I have just returned from a week’s vacation in sunny Portugal. The heat and beauty of the tranquil setting we inhabited for seven days was sufficient to allow my mind to completely relax from the pressures and worries of building a business back at home. I found myself smiling and joking at the most mundane and inane things relaxed and comfortable in my own skin.
I have been feeling pressure lately to prove myself to myself. I have lost some of my and sparkle and joie de vivre. Everything I have looked at or entertained lately seems to have taken on a particular grey hue. I was tired.
Getting away was perhaps a symbolic act for time out or time away from what I spend most of my energy doing on a daily basis and it spoke to me when so often I suggest the same to my clients for their weekly work regimes. Time out or time for reflection doesn’t get as much currency as I think it ought.
I was recently facilitating three separate conversations with members of the same team and each group lamented the lack of time for reflection and space to re-engineer projects before delivery. Curiously they allowed time for learning after the completion of a project, which was commendable, but little time in project flow. It seems that inadvertently we contribute to our own overwhelm.
I am curious to know who ever invented the 40 hour work week (normally blown) and 48/50 week work effort on an annual basis. It seems too much. Certainly after working almost continuously for six straight months now I am showing the need for more not less rest. Am I a lightweight? Do I not cut it anymore as an executive striving for success; have I lost it, whatever it is exactly?

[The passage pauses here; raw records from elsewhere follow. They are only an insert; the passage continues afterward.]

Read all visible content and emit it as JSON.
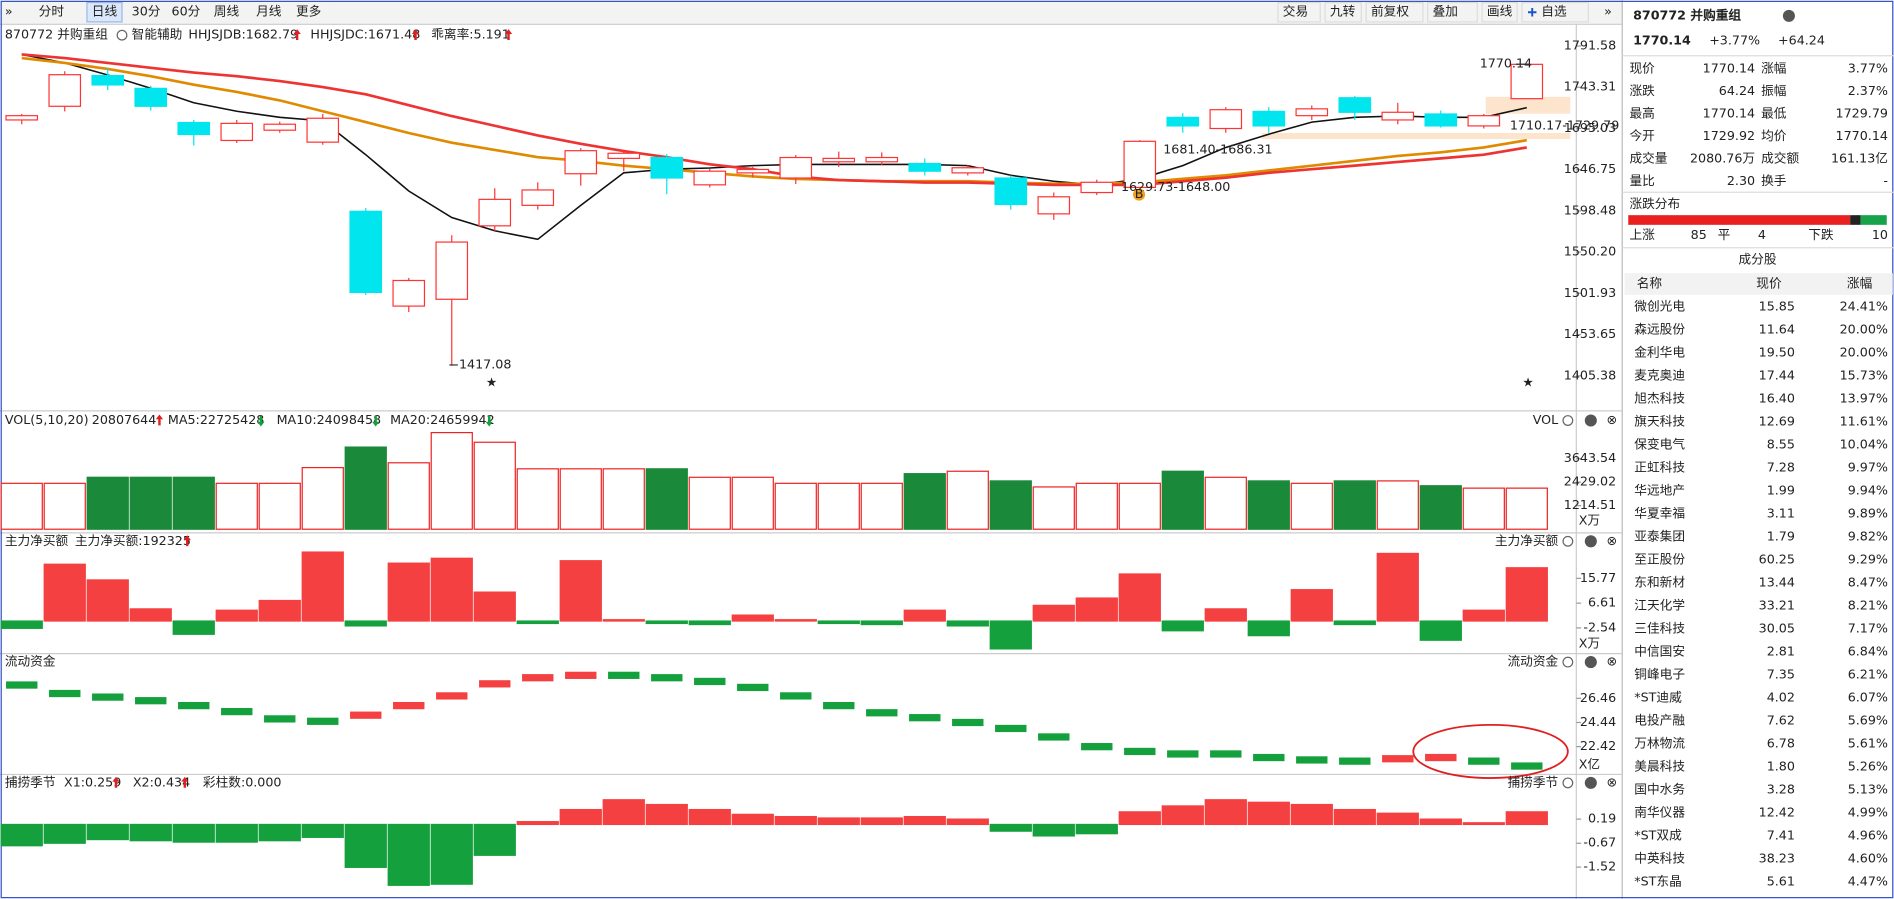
{
  "toolbar": {
    "periods": [
      "分时",
      "日线",
      "30分",
      "60分",
      "周线",
      "月线",
      "更多"
    ],
    "active_index": 1,
    "tools": [
      "交易",
      "九转",
      "前复权",
      "叠加",
      "画线",
      "自选"
    ]
  },
  "chart_data": [
    {
      "type": "candlestick",
      "title": "870772 并购重组",
      "legend": [
        {
          "text": "智能辅助",
          "color": "#333333"
        },
        {
          "text": "HHJSJDB:1682.79",
          "color": "#e08a00",
          "arrow": "up"
        },
        {
          "text": "HHJSJDC:1671.48",
          "color": "#e83030",
          "arrow": "up"
        },
        {
          "text": "乖离率:5.191",
          "color": "#e08a00",
          "arrow": "up"
        }
      ],
      "annotations": [
        "1770.14",
        "1710.17-1729.79",
        "1681.40-1686.31",
        "1629.73-1648.00",
        "1417.08",
        "B"
      ],
      "open": [
        1705,
        1721,
        1757,
        1742,
        1702,
        1681,
        1693,
        1679,
        1598,
        1487,
        1495,
        1581,
        1605,
        1642,
        1660,
        1661,
        1629,
        1643,
        1637,
        1656,
        1656,
        1654,
        1643,
        1637,
        1595,
        1620,
        1626,
        1708,
        1695,
        1715,
        1710,
        1731,
        1705,
        1712,
        1698,
        1729.92
      ],
      "high": [
        1712,
        1762,
        1766,
        1745,
        1705,
        1705,
        1703,
        1712,
        1602,
        1520,
        1570,
        1625,
        1632,
        1672,
        1670,
        1665,
        1648,
        1650,
        1664,
        1668,
        1667,
        1660,
        1652,
        1640,
        1620,
        1635,
        1681.4,
        1713,
        1720,
        1720,
        1722,
        1733,
        1725,
        1716,
        1712,
        1770.14
      ],
      "low": [
        1700,
        1715,
        1740,
        1716,
        1675,
        1678,
        1690,
        1676,
        1500,
        1480,
        1417.08,
        1575,
        1600,
        1628,
        1645,
        1618,
        1626,
        1638,
        1630,
        1650,
        1652,
        1640,
        1640,
        1600,
        1588,
        1617,
        1620,
        1690,
        1690,
        1690,
        1705,
        1705,
        1700,
        1696,
        1695,
        1729.79
      ],
      "close": [
        1710,
        1758,
        1746,
        1721,
        1688,
        1701,
        1700,
        1707,
        1503,
        1517,
        1562,
        1612,
        1623,
        1669,
        1666,
        1637,
        1645,
        1647,
        1661,
        1660,
        1661,
        1645,
        1649,
        1606,
        1615,
        1632,
        1680,
        1698,
        1717,
        1698,
        1718,
        1714,
        1714,
        1698,
        1710,
        1770.14
      ],
      "up_color": "#ff3333",
      "down_color": "#00e5ee",
      "series": [
        {
          "color": "#111111",
          "values": [
            1781.7,
            1771.8,
            1757.6,
            1742.1,
            1725.1,
            1715.2,
            1708.1,
            1703.9,
            1664.3,
            1621.8,
            1590.7,
            1575.2,
            1565.2,
            1604.9,
            1643.1,
            1647.3,
            1648.7,
            1651.5,
            1652.9,
            1652.9,
            1652.9,
            1652.9,
            1651.5,
            1640.2,
            1633.2,
            1628.9,
            1636.0,
            1651.5,
            1672.8,
            1688.3,
            1702.5,
            1708.1,
            1709.6,
            1708.1,
            1708.1,
            1719.4
          ]
        },
        {
          "color": "#e08a00",
          "values": [
            1777.5,
            1771.8,
            1764.7,
            1756.2,
            1746.3,
            1737.8,
            1727.9,
            1715.2,
            1702.5,
            1689.7,
            1678.4,
            1669.9,
            1661.4,
            1657.2,
            1651.5,
            1647.3,
            1643.1,
            1638.8,
            1636.0,
            1634.6,
            1633.2,
            1633.2,
            1633.2,
            1631.7,
            1630.3,
            1630.3,
            1631.7,
            1636.0,
            1640.2,
            1645.9,
            1651.5,
            1657.2,
            1662.9,
            1667.1,
            1672.8,
            1681.3
          ]
        },
        {
          "color": "#ee3333",
          "values": [
            1781.7,
            1777.5,
            1771.8,
            1766.1,
            1760.5,
            1756.2,
            1750.6,
            1743.5,
            1735.0,
            1722.3,
            1709.5,
            1698.2,
            1686.9,
            1677.0,
            1668.5,
            1661.4,
            1653.0,
            1647.3,
            1638.8,
            1634.6,
            1633.2,
            1631.7,
            1631.7,
            1630.3,
            1628.9,
            1628.9,
            1628.9,
            1633.2,
            1637.4,
            1643.1,
            1647.3,
            1651.5,
            1655.8,
            1660.0,
            1664.3,
            1672.8
          ]
        }
      ],
      "ylim": [
        1371.4,
        1817.0
      ],
      "yticks": [
        1791.58,
        1743.31,
        1695.03,
        1646.75,
        1598.48,
        {
          "value": 1550.2,
          "label": "1550.20"
        },
        1501.93,
        1453.65,
        1405.38
      ]
    },
    {
      "type": "bar",
      "color_by": "direction",
      "title": "VOL(5,10,20)",
      "right_label": "VOL",
      "axis_label": "X万",
      "legend": [
        {
          "text": "20807644",
          "color": "#111111",
          "arrow": "up"
        },
        {
          "text": "MA5:22725428",
          "color": "#e08a00",
          "arrow": "down"
        },
        {
          "text": "MA10:24098458",
          "color": "#dd22dd",
          "arrow": "down"
        },
        {
          "text": "MA20:24659942",
          "color": "#22aa22",
          "arrow": "down"
        }
      ],
      "values": [
        2367,
        2367,
        2678,
        2678,
        2678,
        2367,
        2367,
        3176,
        4235,
        3425,
        4982,
        4484,
        3114,
        3114,
        3114,
        3114,
        2678,
        2678,
        2367,
        2367,
        2367,
        2865,
        2989,
        2491,
        2180,
        2367,
        2367,
        2989,
        2678,
        2491,
        2367,
        2491,
        2491,
        2242,
        2118,
        2118
      ],
      "up_color": "#ee2222",
      "down_color": "#1a8a3a",
      "ylim": [
        0,
        5169
      ],
      "yticks": [
        3643.54,
        2429.02,
        1214.51
      ]
    },
    {
      "type": "bar",
      "color_by": "sign",
      "title": "主力净买额",
      "right_label": "主力净买额",
      "axis_label": "X万",
      "legend": [
        {
          "text": "主力净买额:192325",
          "color": "#e83030",
          "arrow": "up"
        }
      ],
      "values": [
        -2.7,
        21,
        15.2,
        4.5,
        -4.9,
        4.0,
        7.6,
        25.5,
        -1.8,
        21.4,
        23.2,
        10.7,
        -0.9,
        22.3,
        0.5,
        -0.9,
        -1.3,
        2.2,
        0.5,
        -0.9,
        -1.3,
        4.0,
        -1.8,
        -10.3,
        5.8,
        8.5,
        17.4,
        -3.6,
        4.5,
        -5.4,
        11.6,
        -1.3,
        25.0,
        -7.1,
        4.0,
        19.7
      ],
      "up_color": "#f44040",
      "down_color": "#14a03c",
      "ylim": [
        -11.6,
        26.35
      ],
      "yticks": [
        15.77,
        6.61,
        -2.54
      ]
    },
    {
      "type": "level",
      "color_by": "change",
      "title": "流动资金",
      "right_label": "流动资金",
      "axis_label": "X亿",
      "values": [
        27.57,
        26.86,
        26.56,
        26.26,
        25.85,
        25.35,
        24.74,
        24.54,
        25.05,
        25.85,
        26.66,
        27.67,
        28.18,
        28.38,
        28.38,
        28.18,
        27.87,
        27.37,
        26.66,
        25.85,
        25.25,
        24.84,
        24.44,
        23.94,
        23.23,
        22.42,
        22.02,
        21.81,
        21.81,
        21.51,
        21.31,
        21.21,
        21.41,
        21.51,
        21.21,
        20.8
      ],
      "up_color": "#f44040",
      "down_color": "#14a03c",
      "ylim": [
        20.2,
        28.78
      ],
      "yticks": [
        26.46,
        24.44,
        22.42
      ]
    },
    {
      "type": "bar",
      "color_by": "sign",
      "title": "捕捞季节",
      "right_label": "捕捞季节",
      "legend": [
        {
          "text": "X1:0.259",
          "color": "#e08a00",
          "arrow": "up"
        },
        {
          "text": "X2:0.434",
          "color": "#dd22dd",
          "arrow": "up"
        },
        {
          "text": "彩柱数:0.000",
          "color": "#22aa22"
        }
      ],
      "values": [
        -0.76,
        -0.67,
        -0.54,
        -0.58,
        -0.63,
        -0.63,
        -0.58,
        -0.46,
        -1.53,
        -2.17,
        -2.13,
        -1.1,
        0.1,
        0.53,
        0.88,
        0.71,
        0.53,
        0.36,
        0.28,
        0.23,
        0.23,
        0.28,
        0.19,
        -0.24,
        -0.41,
        -0.33,
        0.45,
        0.66,
        0.88,
        0.79,
        0.71,
        0.53,
        0.4,
        0.19,
        0.06,
        0.45
      ],
      "up_color": "#f44040",
      "down_color": "#14a03c",
      "ylim": [
        -2.48,
        1.18
      ],
      "yticks": [
        0.19,
        -0.67,
        -1.52
      ]
    }
  ],
  "quote": {
    "title": "870772 并购重组",
    "price": "1770.14",
    "change_pct": "+3.77%",
    "change": "+64.24",
    "rows": [
      [
        "现价",
        "1770.14",
        "涨幅",
        "3.77%"
      ],
      [
        "涨跌",
        "64.24",
        "振幅",
        "2.37%"
      ],
      [
        "最高",
        "1770.14",
        "最低",
        "1729.79"
      ],
      [
        "今开",
        "1729.92",
        "均价",
        "1770.14"
      ],
      [
        "成交量",
        "2080.76万",
        "成交额",
        "161.13亿"
      ],
      [
        "量比",
        "2.30",
        "换手",
        "-"
      ]
    ]
  },
  "distribution": {
    "title": "涨跌分布",
    "items": [
      {
        "label": "上涨",
        "value": 85,
        "color": "#e82020"
      },
      {
        "label": "平",
        "value": 4,
        "color": "#222222"
      },
      {
        "label": "下跌",
        "value": 10,
        "color": "#16a34a"
      }
    ]
  },
  "constituents": {
    "title": "成分股",
    "columns": [
      "名称",
      "现价",
      "涨幅"
    ],
    "rows": [
      {
        "name": "微创光电",
        "price": "15.85",
        "change": "24.41%"
      },
      {
        "name": "森远股份",
        "price": "11.64",
        "change": "20.00%",
        "highlight": true
      },
      {
        "name": "金利华电",
        "price": "19.50",
        "change": "20.00%",
        "highlight": true
      },
      {
        "name": "麦克奥迪",
        "price": "17.44",
        "change": "15.73%"
      },
      {
        "name": "旭杰科技",
        "price": "16.40",
        "change": "13.97%"
      },
      {
        "name": "旗天科技",
        "price": "12.69",
        "change": "11.61%"
      },
      {
        "name": "保变电气",
        "price": "8.55",
        "change": "10.04%"
      },
      {
        "name": "正虹科技",
        "price": "7.28",
        "change": "9.97%"
      },
      {
        "name": "华远地产",
        "price": "1.99",
        "change": "9.94%"
      },
      {
        "name": "华夏幸福",
        "price": "3.11",
        "change": "9.89%"
      },
      {
        "name": "亚泰集团",
        "price": "1.79",
        "change": "9.82%"
      },
      {
        "name": "至正股份",
        "price": "60.25",
        "change": "9.29%"
      },
      {
        "name": "东和新材",
        "price": "13.44",
        "change": "8.47%"
      },
      {
        "name": "江天化学",
        "price": "33.21",
        "change": "8.21%"
      },
      {
        "name": "三佳科技",
        "price": "30.05",
        "change": "7.17%"
      },
      {
        "name": "中信国安",
        "price": "2.81",
        "change": "6.84%"
      },
      {
        "name": "铜峰电子",
        "price": "7.35",
        "change": "6.21%"
      },
      {
        "name": "*ST迪威",
        "price": "4.02",
        "change": "6.07%"
      },
      {
        "name": "电投产融",
        "price": "7.62",
        "change": "5.69%"
      },
      {
        "name": "万林物流",
        "price": "6.78",
        "change": "5.61%"
      },
      {
        "name": "美晨科技",
        "price": "1.80",
        "change": "5.26%"
      },
      {
        "name": "国中水务",
        "price": "3.28",
        "change": "5.13%"
      },
      {
        "name": "南华仪器",
        "price": "12.42",
        "change": "4.99%",
        "highlight": true
      },
      {
        "name": "*ST双成",
        "price": "7.41",
        "change": "4.96%"
      },
      {
        "name": "中英科技",
        "price": "38.23",
        "change": "4.60%"
      },
      {
        "name": "*ST东晶",
        "price": "5.61",
        "change": "4.47%",
        "highlight": true
      }
    ]
  }
}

I am minded to think of my own running schedule which encourages rest days and light days for recovery. Sensibly I stick to this regime knowing that despite myself I am less prone to injury, staleness and fatigue. I mind my performance and schedule in rest religiously. How come the same regime does not apply with respect to work?
For now I am simply responding to the demands being made of me and filling in the others hours of the day guilty as charged. It seems that my work ethic does not script rest.
A shame or a luxury then that is takes the going away on a holiday to serve as a reminder of the need for rest and recovery. R&R takes on a whole new reflection at least for me!